Le politiche migratorie – Due passaggi che si legano a due nomi: Salvini con il decreto sicurezza e l’attuale ministro dell’Interno Lamorgese. “Prima di Salvini, l’accoglienza funzionava così: il migrante arrivava in Italia dalla frontiera sud, a Lampedusa. Qui incontrava una prima modalità di selezione, che suddivideva i migranti economici dai richiedenti asilo. Come sappiamo, questi ultimi sono gli unici che possono accedere a un permesso di soggiorno regolare anche se sono arrivati illegalmente. I migranti economici vengono chiusi nei cpr, rimpatriati o respinti. I secondi invece entrano nel circuito dell’accoglienza, o Cas o Sprar. L’inserimento era arbitrario”. Poi arrivano i cambiamenti apportati con l’attuale leader della Lega: “Alla frontiera sud si ripresenta la stessa suddivisione di cui sopra, ma i richiedenti asilo possono entrare solo nei Cas, che diventano così una tappa obbligatoria (a differenza di prima). Restano lì in attesa che la Commissione territoriale incaricata di giudicare la loro storia si pronunci: se ricevono un diniego devono andarsene, se ottengono lo status di rifugiati vengono trasferiti nel circuito Sprar che ora è Sai. Ma il punto è che nel frattempo restano nei Cas, dove vivono un periodo di sospensione esistenziale che li distrugge. Il percorso di autonomia, fuori da lì, si fa sempre più difficile”. Quindi, l’intervento Lamorgese: “Torniamo almeno in parte all’assetto pre-Salvini. Purtroppo però manteniamo un sistema che rischia di essere discriminatorio e non in grado di accompagnare in maniera efficace all’autonomia. Il Sai mantiene infatti due livelli di servizi: alcuni “essenziali” previsti per i richiedenti asilo, ed altri “verso l’integrazione” riservati ai rifugiati. L’esperienza ormai ventennale del sistema pubblico in capo ai comuni – e la letteratura in materia – ci dicono che la fase iniziale è fondamentale nel prosieguo della vita dei nuovi cittadini. Un’attenzione e un investimento sulla persona che quindi dovrebbe essere messo in atto da subito, senza differenze di status“.

Il ruolo dei comuni – I comuni sono a capo dei progetti di accoglienza, ma, fa notare Coresi, “Possono applicare al sistema in modo volontario. Tuttavia, l’articolo 118 della Costituzione assegna ai comuni stessi le funzioni amministrative.

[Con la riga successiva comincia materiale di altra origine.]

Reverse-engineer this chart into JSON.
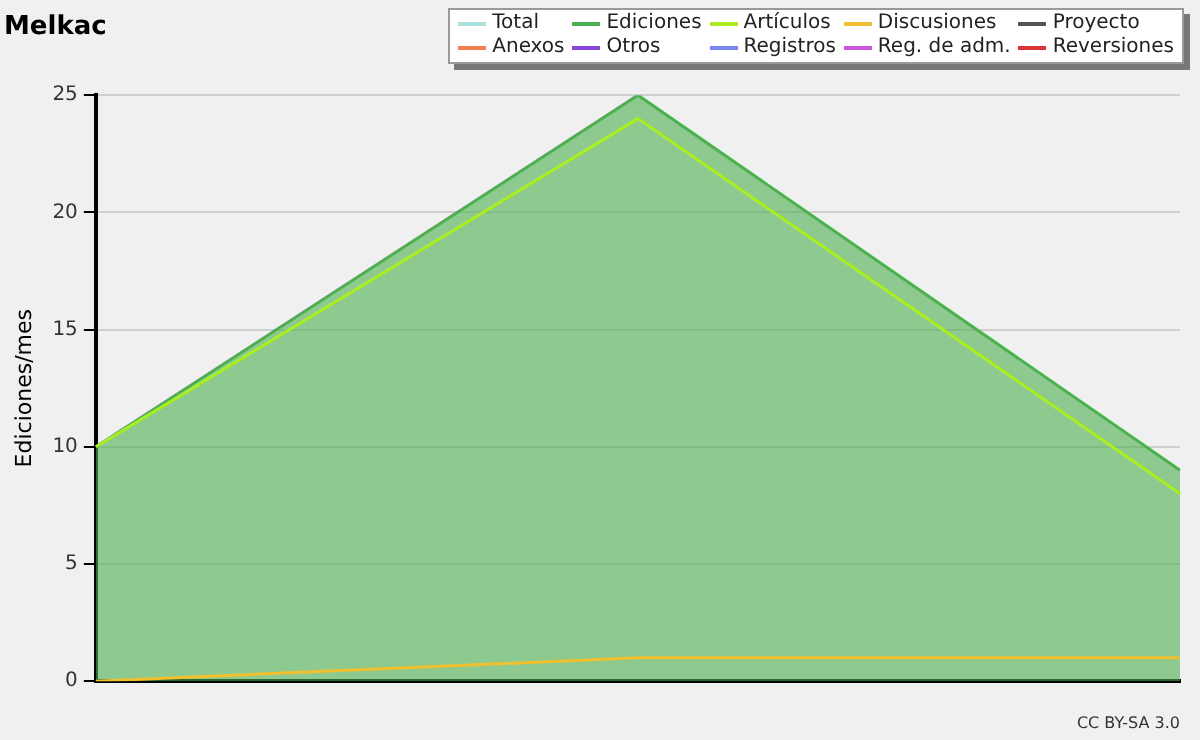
{
  "chart_data": {
    "type": "line",
    "title": "Melkac",
    "ylabel": "Ediciones/mes",
    "categories": [
      null,
      null,
      null
    ],
    "ylim": [
      0,
      25
    ],
    "yticks": [
      0,
      5,
      10,
      15,
      20,
      25
    ],
    "grid": "y",
    "legend": "top right",
    "marker": "none",
    "annotations": [
      "CC BY-SA 3.0"
    ],
    "series": [
      {
        "name": "Total",
        "color": "#a8e0e0",
        "values": [
          null,
          null,
          null
        ]
      },
      {
        "name": "Ediciones",
        "type": "area",
        "color": "#4cb050",
        "values": [
          10,
          25,
          9
        ]
      },
      {
        "name": "Artículos",
        "color": "#aaee22",
        "values": [
          10,
          24,
          8
        ]
      },
      {
        "name": "Discusiones",
        "color": "#f0c030",
        "values": [
          0,
          1,
          1
        ]
      },
      {
        "name": "Proyecto",
        "color": "#555555",
        "values": [
          null,
          null,
          null
        ]
      },
      {
        "name": "Anexos",
        "color": "#f08050",
        "values": [
          null,
          null,
          null
        ]
      },
      {
        "name": "Otros",
        "color": "#8844dd",
        "values": [
          null,
          null,
          null
        ]
      },
      {
        "name": "Registros",
        "color": "#7788ee",
        "values": [
          null,
          null,
          null
        ]
      },
      {
        "name": "Reg. de adm.",
        "color": "#cc55dd",
        "values": [
          null,
          null,
          null
        ]
      },
      {
        "name": "Reversiones",
        "color": "#dd3333",
        "values": [
          null,
          null,
          null
        ]
      }
    ]
  }
}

Quindi perché l’accoglienza non dovrebbe rientrarci di diritto? Il criterio di volontarietà, al contrario, riduce il numero di comuni interessati. Questo è il problema principale. Se l’obbligatorietà non è una via percorribile, consideriamo l’ipotesi incentivi. In passato è successo: nel 2016 c’era una tantum per ogni migrante accolto che andava alle stesse amministrazioni comunali, per esempio”. Il punto è: andrebbe incrementato il sistema di accoglienza pubblico. “Manca un tavolo programmatico dal 2016. Ci dovrebbe essere una stima dei posti in accoglienza e poi una successiva pianificazione. E delle clausole di salvaguardia: per esempio, il divieto di installare Cas dove è presente la rete Sai. Ma tutto questo non si fa”. Con la piattaforma Centri d’Italia, quindi, propone un monitoraggio che non c’è. Chiude Coresi: “Sarebbe necessario che il ministero adottasse uno strumento simile al nostro: senza dati che consentano l’analisi delle precedenti, su quali basi si elaborano le nuove politiche migratorie?”